Call it revenge season.
It comes every year during the final days of the Maryland General Assembly session: A time for settling scores, a time when slights and double-crosses are repaid in kind. This year is no different.
Just ask Del. Joseph Bartenfelder. For the last week, Bartenfelder (D-Baltimore County) has been walking the halls of the General Assembly wearing a hangdog expression. Three years into his first term, Bartenfelder is learning that "an eye for an eye" is a legislative, as well as a biblical, concept.
Bartenfelder's expression -- part anguish, part dismay and part injured male ego -- reflects the lesson he is being taught after casting the deciding vote in the House Judiciary Committee to substantially weaken a child support bill. The bill was a priority for women lawmakers, and Bartenfelder had promised to help them fight off amendments.
Within hours of his vote, two women members of the Judiciary Committee retaliated. One sought out state Sen. Thomas V. Mike Miller Jr., chairman of the Senate's Judicial Proceedings Committee. Another went to Sen. Barbara Hoffman (D-Baltimore), a member of Miller's committee. Their message: block a bill Bartenfelder had before Miller's committee that would recognize in statute the practice of joint custody of a child.
"We're making an honest man of Bartenfelder," explained Miller, who despite qualms about jeopardizing a bill with merit has held the legislation in limbo as the assembly's final days tick away. The Prince George's Democrat said the bill is less important than obliging his committee colleague and following an unwritten legislative code that commitments, once given, should be honored.

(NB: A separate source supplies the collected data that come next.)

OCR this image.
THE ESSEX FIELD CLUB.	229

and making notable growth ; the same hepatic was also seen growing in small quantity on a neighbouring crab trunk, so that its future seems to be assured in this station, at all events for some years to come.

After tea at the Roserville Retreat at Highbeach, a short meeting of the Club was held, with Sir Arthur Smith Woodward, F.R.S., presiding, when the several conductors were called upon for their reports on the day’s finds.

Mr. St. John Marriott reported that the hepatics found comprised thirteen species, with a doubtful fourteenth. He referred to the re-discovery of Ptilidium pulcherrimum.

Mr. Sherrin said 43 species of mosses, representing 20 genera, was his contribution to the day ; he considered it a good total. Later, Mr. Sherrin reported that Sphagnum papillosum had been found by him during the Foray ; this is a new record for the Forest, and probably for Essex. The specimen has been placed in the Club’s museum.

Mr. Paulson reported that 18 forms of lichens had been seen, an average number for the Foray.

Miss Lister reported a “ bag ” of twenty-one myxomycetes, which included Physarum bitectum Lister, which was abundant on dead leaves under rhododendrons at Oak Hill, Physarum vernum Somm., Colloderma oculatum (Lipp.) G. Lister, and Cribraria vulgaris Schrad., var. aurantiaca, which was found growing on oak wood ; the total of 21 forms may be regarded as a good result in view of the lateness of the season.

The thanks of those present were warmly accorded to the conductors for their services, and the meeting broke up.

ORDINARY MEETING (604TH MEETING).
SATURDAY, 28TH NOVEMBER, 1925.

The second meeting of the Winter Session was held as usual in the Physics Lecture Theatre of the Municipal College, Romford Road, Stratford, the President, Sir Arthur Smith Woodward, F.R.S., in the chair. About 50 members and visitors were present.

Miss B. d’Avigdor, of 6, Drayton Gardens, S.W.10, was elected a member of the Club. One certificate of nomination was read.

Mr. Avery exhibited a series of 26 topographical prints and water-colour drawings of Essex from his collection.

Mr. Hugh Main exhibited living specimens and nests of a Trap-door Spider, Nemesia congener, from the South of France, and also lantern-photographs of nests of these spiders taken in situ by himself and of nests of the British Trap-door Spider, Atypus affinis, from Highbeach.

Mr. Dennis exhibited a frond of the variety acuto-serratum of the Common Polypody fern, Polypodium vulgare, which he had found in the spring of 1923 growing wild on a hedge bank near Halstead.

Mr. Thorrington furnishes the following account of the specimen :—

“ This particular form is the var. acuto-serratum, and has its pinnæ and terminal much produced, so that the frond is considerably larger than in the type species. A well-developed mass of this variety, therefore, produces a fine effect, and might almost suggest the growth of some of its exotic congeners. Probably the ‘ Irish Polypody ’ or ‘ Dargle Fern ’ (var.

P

It may be cold comfort to Bartenfelder, but he is not alone as the legislature heads toward its midnight adjournment tonight. Probably a dozen or more scores will be settled in the final hours.

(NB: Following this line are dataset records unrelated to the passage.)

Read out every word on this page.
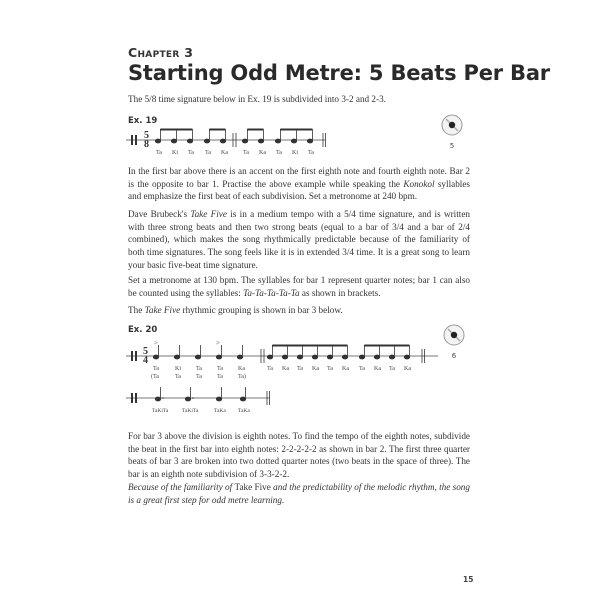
Chapter 3
Starting Odd Metre: 5 Beats Per Bar
The 5/8 time signature below in Ex. 19 is subdivided into 3-2 and 2-3.
Ex. 19
5
8
Ta Ki Ta Ta Ka	Ta Ka Ta Ki Ta
5
In the first bar above there is an accent on the first eighth note and fourth eighth note. Bar 2 is the opposite to bar 1. Practise the above example while speaking the Konokol syllables and emphasize the first beat of each subdivision. Set a metronome at 240 bpm.
Dave Brubeck's Take Five is in a medium tempo with a 5/4 time signature, and is written with three strong beats and then two strong beats (equal to a bar of 3/4 and a bar of 2/4 combined), which makes the song rhythmically predictable because of the familiarity of both time signatures. The song feels like it is in extended 3/4 time. It is a great song to learn your basic five-beat time signature.
Set a metronome at 130 bpm. The syllables for bar 1 represent quarter notes; bar 1 can also be counted using the syllables: Ta-Ta-Ta-Ta-Ta as shown in brackets.
The Take Five rhythmic grouping is shown in bar 3 below.
Ex. 20
5
4
>	>
Ta	Ki	Ta	Ta	Ka
(Ta	Ta	Ta	Ta	Ta)
Ta Ka Ta Ka Ta Ka Ta Ka Ta Ka
6
TaKiTa TaKiTa	TaKa TaKa
For bar 3 above the division is eighth notes. To find the tempo of the eighth notes, subdivide the beat in the first bar into eighth notes: 2-2-2-2-2 as shown in bar 2. The first three quarter beats of bar 3 are broken into two dotted quarter notes (two beats in the space of three). The bar is an eighth note subdivision of 3-3-2-2.
Because of the familiarity of Take Five and the predictability of the melodic rhythm, the song is a great first step for odd metre learning.
15
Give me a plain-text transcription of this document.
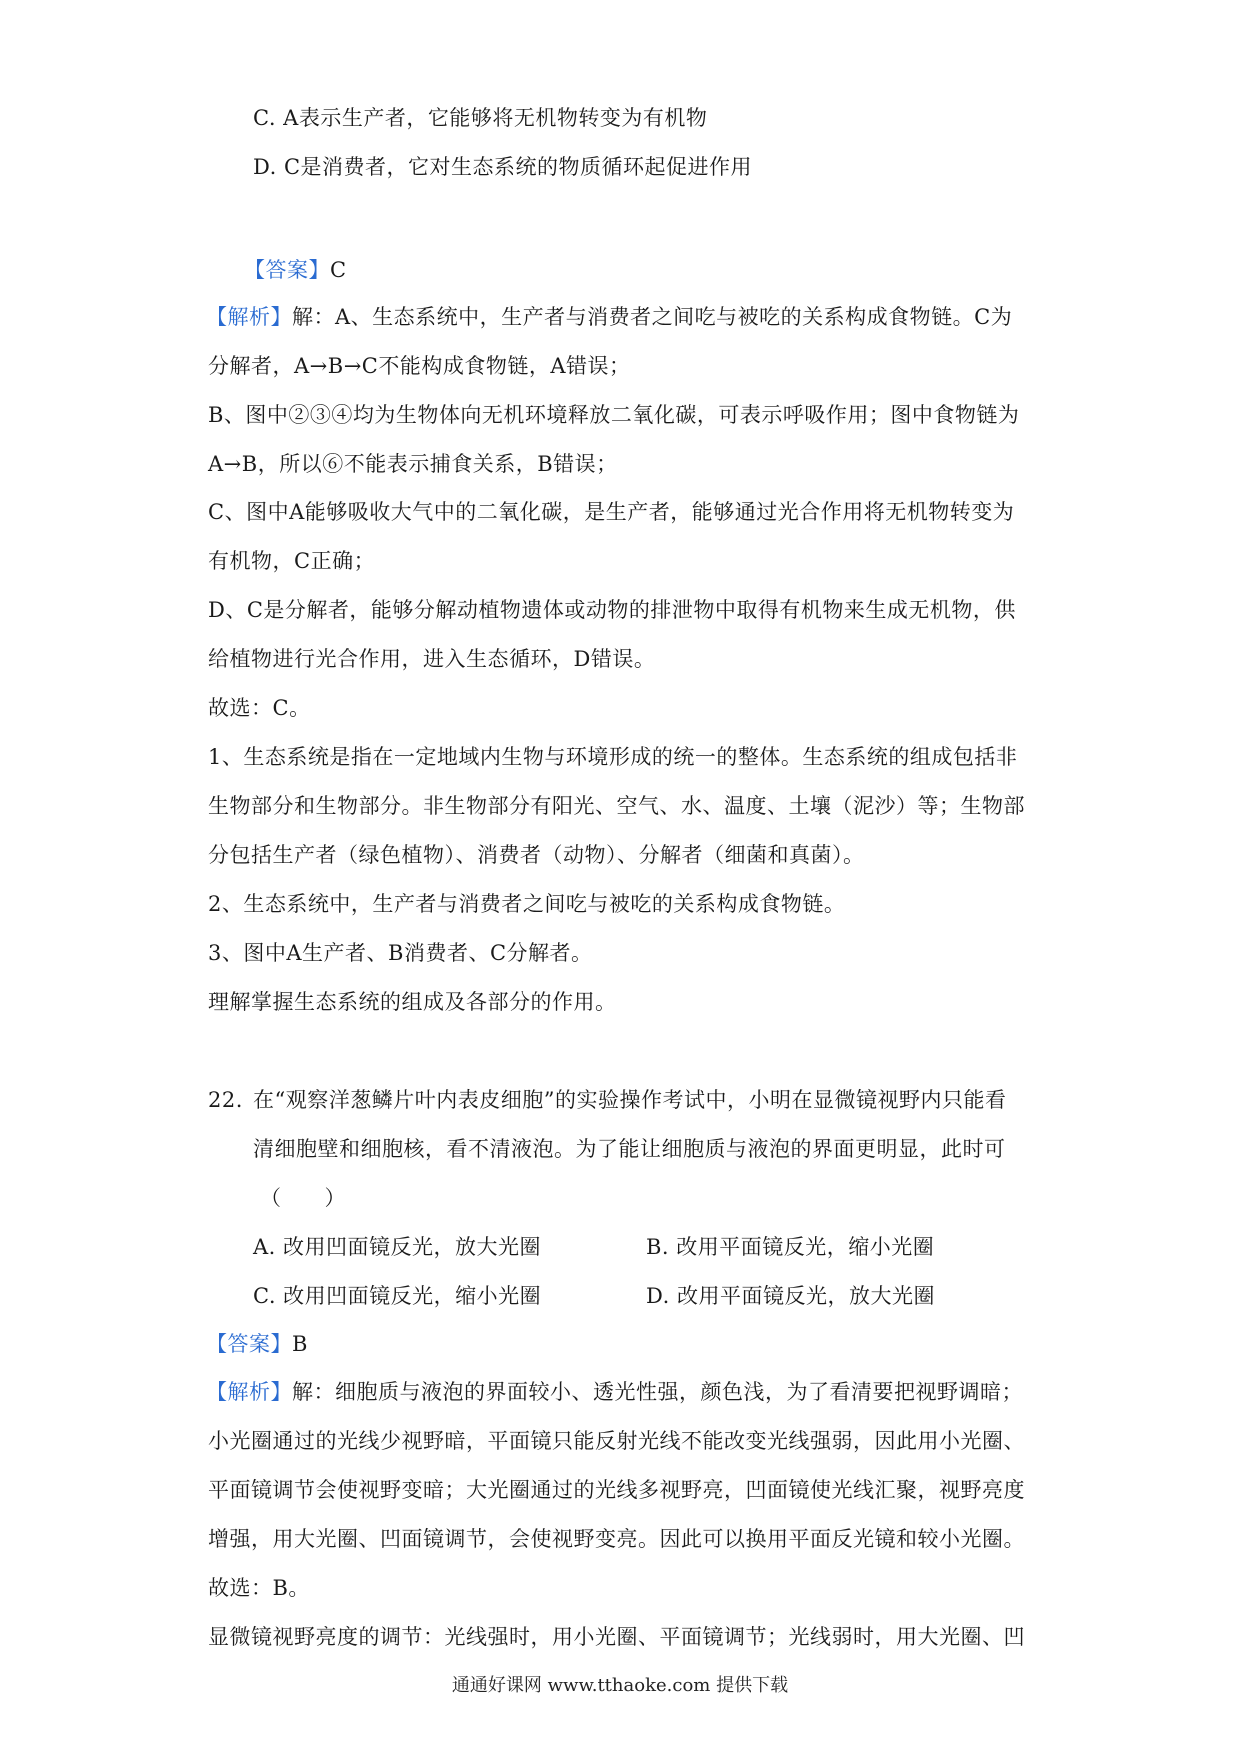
C. A表示生产者，它能够将无机物转变为有机物
D. C是消费者，它对生态系统的物质循环起促进作用
【答案】C
【解析】解：A、生态系统中，生产者与消费者之间吃与被吃的关系构成食物链。C为
分解者，A→B→C不能构成食物链，A错误；
B、图中②③④均为生物体向无机环境释放二氧化碳，可表示呼吸作用；图中食物链为
A→B，所以⑥不能表示捕食关系，B错误；
C、图中A能够吸收大气中的二氧化碳，是生产者，能够通过光合作用将无机物转变为
有机物，C正确；
D、C是分解者，能够分解动植物遗体或动物的排泄物中取得有机物来生成无机物，供
给植物进行光合作用，进入生态循环，D错误。
故选：C。
1、生态系统是指在一定地域内生物与环境形成的统一的整体。生态系统的组成包括非
生物部分和生物部分。非生物部分有阳光、空气、水、温度、土壤（泥沙）等；生物部
分包括生产者（绿色植物）、消费者（动物）、分解者（细菌和真菌）。
2、生态系统中，生产者与消费者之间吃与被吃的关系构成食物链。
3、图中A生产者、B消费者、C分解者。
理解掌握生态系统的组成及各部分的作用。
22. 在“观察洋葱鳞片叶内表皮细胞”的实验操作考试中，小明在显微镜视野内只能看
清细胞壁和细胞核，看不清液泡。为了能让细胞质与液泡的界面更明显，此时可
（　　）
A. 改用凹面镜反光，放大光圈	B. 改用平面镜反光，缩小光圈
C. 改用凹面镜反光，缩小光圈	D. 改用平面镜反光，放大光圈
【答案】B
【解析】解：细胞质与液泡的界面较小、透光性强，颜色浅，为了看清要把视野调暗；
小光圈通过的光线少视野暗，平面镜只能反射光线不能改变光线强弱，因此用小光圈、
平面镜调节会使视野变暗；大光圈通过的光线多视野亮，凹面镜使光线汇聚，视野亮度
增强，用大光圈、凹面镜调节，会使视野变亮。因此可以换用平面反光镜和较小光圈。
故选：B。
显微镜视野亮度的调节：光线强时，用小光圈、平面镜调节；光线弱时，用大光圈、凹
通通好课网 www.tthaoke.com 提供下载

During this time, legislators seeking a vehicle to avenge a wrong done by a colleague suddenly take an interest in the computer that keeps track of all bills and their status.

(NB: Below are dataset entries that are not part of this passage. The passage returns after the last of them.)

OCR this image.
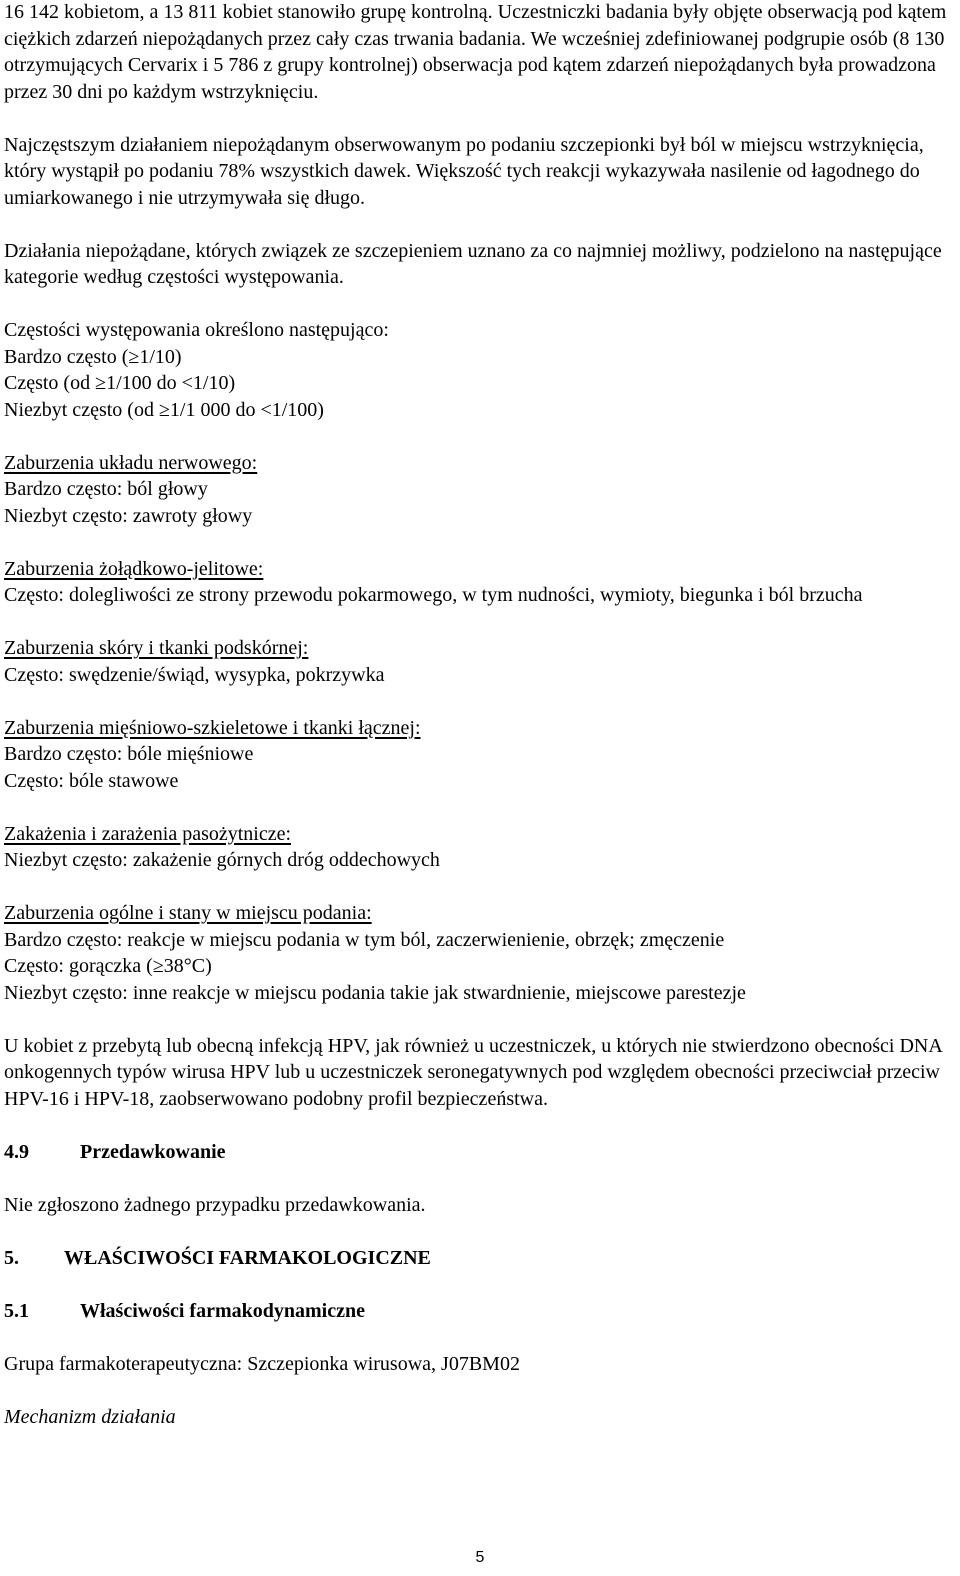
16 142 kobietom, a 13 811 kobiet stanowiło grupę kontrolną. Uczestniczki badania były objęte obserwacją pod kątem ciężkich zdarzeń niepożądanych przez cały czas trwania badania. We wcześniej zdefiniowanej podgrupie osób (8 130 otrzymujących Cervarix i 5 786 z grupy kontrolnej) obserwacja pod kątem zdarzeń niepożądanych była prowadzona przez 30 dni po każdym wstrzyknięciu.

Najczęstszym działaniem niepożądanym obserwowanym po podaniu szczepionki był ból w miejscu wstrzyknięcia, który wystąpił po podaniu 78% wszystkich dawek. Większość tych reakcji wykazywała nasilenie od łagodnego do umiarkowanego i nie utrzymywała się długo.

Działania niepożądane, których związek ze szczepieniem uznano za co najmniej możliwy, podzielono na następujące kategorie według częstości występowania.

Częstości występowania określono następująco:
Bardzo często (≥1/10)
Często (od ≥1/100 do <1/10)
Niezbyt często (od ≥1/1 000 do <1/100)
Zaburzenia układu nerwowego:
Bardzo często: ból głowy
Niezbyt często: zawroty głowy
Zaburzenia żołądkowo-jelitowe:
Często: dolegliwości ze strony przewodu pokarmowego, w tym nudności, wymioty, biegunka i ból brzucha
Zaburzenia skóry i tkanki podskórnej:
Często: swędzenie/świąd, wysypka, pokrzywka
Zaburzenia mięśniowo-szkieletowe i tkanki łącznej:
Bardzo często: bóle mięśniowe
Często: bóle stawowe
Zakażenia i zarażenia pasożytnicze:
Niezbyt często: zakażenie górnych dróg oddechowych
Zaburzenia ogólne i stany w miejscu podania:
Bardzo często: reakcje w miejscu podania w tym ból, zaczerwienienie, obrzęk; zmęczenie
Często: gorączka (≥38°C)
Niezbyt często: inne reakcje w miejscu podania takie jak stwardnienie, miejscowe parestezje

U kobiet z przebytą lub obecną infekcją HPV, jak również u uczestniczek, u których nie stwierdzono obecności DNA onkogennych typów wirusa HPV lub u uczestniczek seronegatywnych pod względem obecności przeciwciał przeciw HPV-16 i HPV-18, zaobserwowano podobny profil bezpieczeństwa.

4.9	Przedawkowanie

Nie zgłoszono żadnego przypadku przedawkowania.

5.	WŁAŚCIWOŚCI FARMAKOLOGICZNE
5.1	Właściwości farmakodynamiczne

Grupa farmakoterapeutyczna: Szczepionka wirusowa, J07BM02

Mechanizm działania

5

So it was that Sen. Joseph S. Bonvegna, a taciturn but wily Democratic practitioner of the black arts of politics from East Baltimore, recently researched the bills that were still available that Del. Dennis C. Donaldson (D-Prince George's) had sponsored.
Bonvegna, the sponsor of perennial legislation that would give optometrists the right to dispense diagnostic eyedrops -- an issue the ophthalmologists always fight to the death -- had been done in by a Donaldson maneuver. Although Donaldson opposed the measure, he introduced a bill similar to Bonvegna's in the House, a clever ploy that took advantage of a slight edge in favor of the ophthalmologists on a House committee. It worked to perfection: the House committee killed the Donaldson version just as Bonvegna's hit the Senate floor, ending all momentum on the issue. Bonvegna withdrew his bill.
Had Bonvegna found a means of revenge? He had checked the bills Donaldson was sponsoring, to no avail. "Donaldson didn't have anything," said Bonvegna with a look that said he, like the Boston Red Sox, would have to wait for next year.
Legislative revenge has an infinite number of variations.
* Sometimes it has to do with legislative courtesy and its flip side, legislative pique. Which is why Sen. Arthur Dorman (D-Prince George's) held up a $75,000 bond bill sought by a county colleague, Del. Christine M. Jones, also a Democrat.
* The bill would help fund restoration of a Beltsville historical site that is important to blacks, Jones among them. Jones made one mistake: She forgot to tell Dorman, who represents Beltsville, about the bill or to add delegates from his district as cosponsors. After egos were soothed, Jones got her project.
* Other times, legislative revenge is used to send a message. This was at work when the House Ways and Means Committee inexplicably killed an innocuous bill sought by the Hughes administration to establish a trust fund so residents could contribute to the Chesapeake Bay cleanup.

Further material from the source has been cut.